The situation of the pandemic is quite simple: vaccines largely prevent cases, masks largely prevent spread, and antiviral pills largely prevent hospitalizations. Booster shots keep vaccinated individuals up-to-date with their antibodies. American University already had the most effective tools for combatting the pandemic at its disposal before this new guidance. By moving the goalposts once more and deciding that these treatments are not enough for combatting COVID-19, one has to ask: What will be enough? More importantly, one has to analyze what is impacting their life at American University more: COVID-19 or the university’s overbearing response? From conversations with students in various organizations, such as (but not limited to) the Disabled Student Union, the SPA Undergraduate Council, and College Democrats, the answer is more of the latter than one would expect.

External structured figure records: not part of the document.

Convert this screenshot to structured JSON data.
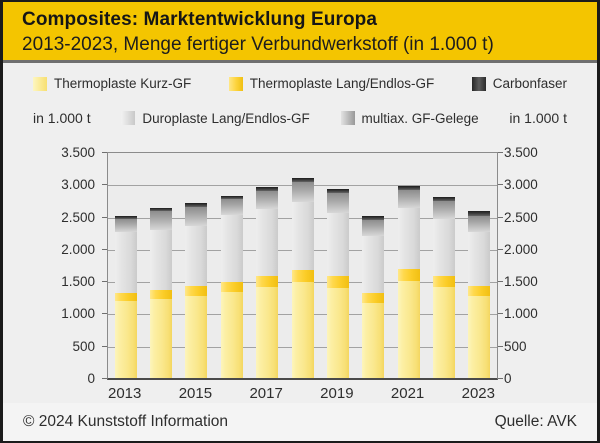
{
  "header": {
    "title": "Composites: Marktentwicklung Europa",
    "subtitle": "2013-2023, Menge fertiger Verbundwerkstoff (in 1.000 t)"
  },
  "legend": {
    "unit_left": "in 1.000 t",
    "unit_right": "in 1.000 t",
    "row1": [
      {
        "label": "Thermoplaste Kurz-GF",
        "swatch": "kurz"
      },
      {
        "label": "Thermoplaste Lang/Endlos-GF",
        "swatch": "lang"
      },
      {
        "label": "Carbonfaser",
        "swatch": "carbon"
      }
    ],
    "row2": [
      {
        "label": "Duroplaste Lang/Endlos-GF",
        "swatch": "duro"
      },
      {
        "label": "multiax. GF-Gelege",
        "swatch": "multiax"
      }
    ]
  },
  "chart_data": {
    "type": "bar",
    "stacked": true,
    "title": "Composites: Marktentwicklung Europa",
    "subtitle": "2013-2023, Menge fertiger Verbundwerkstoff (in 1.000 t)",
    "unit": "1.000 t",
    "categories": [
      2013,
      2014,
      2015,
      2016,
      2017,
      2018,
      2019,
      2020,
      2021,
      2022,
      2023
    ],
    "x_tick_labels": [
      "2013",
      "2015",
      "2017",
      "2019",
      "2021",
      "2023"
    ],
    "x_tick_slots": [
      0,
      2,
      4,
      6,
      8,
      10
    ],
    "series": [
      {
        "name": "Thermoplaste Kurz-GF",
        "color": "#fae88e",
        "values": [
          1190,
          1225,
          1275,
          1325,
          1410,
          1490,
          1395,
          1165,
          1510,
          1410,
          1275
        ]
      },
      {
        "name": "Thermoplaste Lang/Endlos-GF",
        "color": "#fbcd28",
        "values": [
          130,
          140,
          155,
          165,
          175,
          185,
          180,
          145,
          175,
          175,
          145
        ]
      },
      {
        "name": "Duroplaste Lang/Endlos-GF",
        "color": "#dadada",
        "values": [
          945,
          930,
          925,
          1035,
          1030,
          1055,
          985,
          895,
          950,
          870,
          845
        ]
      },
      {
        "name": "multiax. GF-Gelege",
        "color": "#a8a8a8",
        "values": [
          195,
          285,
          295,
          240,
          280,
          300,
          300,
          235,
          270,
          280,
          250
        ]
      },
      {
        "name": "Carbonfaser",
        "color": "#3d3d3d",
        "values": [
          50,
          55,
          55,
          55,
          65,
          70,
          60,
          65,
          70,
          70,
          65
        ]
      }
    ],
    "totals": [
      2510,
      2635,
      2705,
      2820,
      2960,
      3100,
      2920,
      2505,
      2975,
      2805,
      2580
    ],
    "ylim": [
      0,
      3500
    ],
    "y_tick_step": 500,
    "y_tick_labels": [
      "0",
      "500",
      "1.000",
      "1.500",
      "2.000",
      "2.500",
      "3.000",
      "3.500"
    ],
    "grid": true,
    "legend_position": "top"
  },
  "footer": {
    "copyright": "© 2024 Kunststoff Information",
    "source": "Quelle: AVK"
  },
  "colors": {
    "header_bg": "#f4c500",
    "page_bg": "#efefef",
    "plot_bg": "#ececec",
    "gridline": "#a2a2a2",
    "axis": "#4a4a4a",
    "text": "#2e2e2e"
  }
}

This issue, at its core, is not partisan, but the campus’ culture stifles any opposing viewpoint on the issue due to the perception of dissent being a threat to public health. This affects Republicans, Democrats, and independents equally, so long as they hold the dissenting opinion. The COVID-19 pandemic has resulted in some of the most advanced medical treatments in modern America and the pandemic has yet to regress to March 2020 levels. The American University administration and student body must face the truth: COVID-19 is not a net-zero game, but we have the tools to minimize the virus’ impact as much as possible. Until this reality is recognized, the university administration will continue to be the largest barrier to a return to normalcy on campus.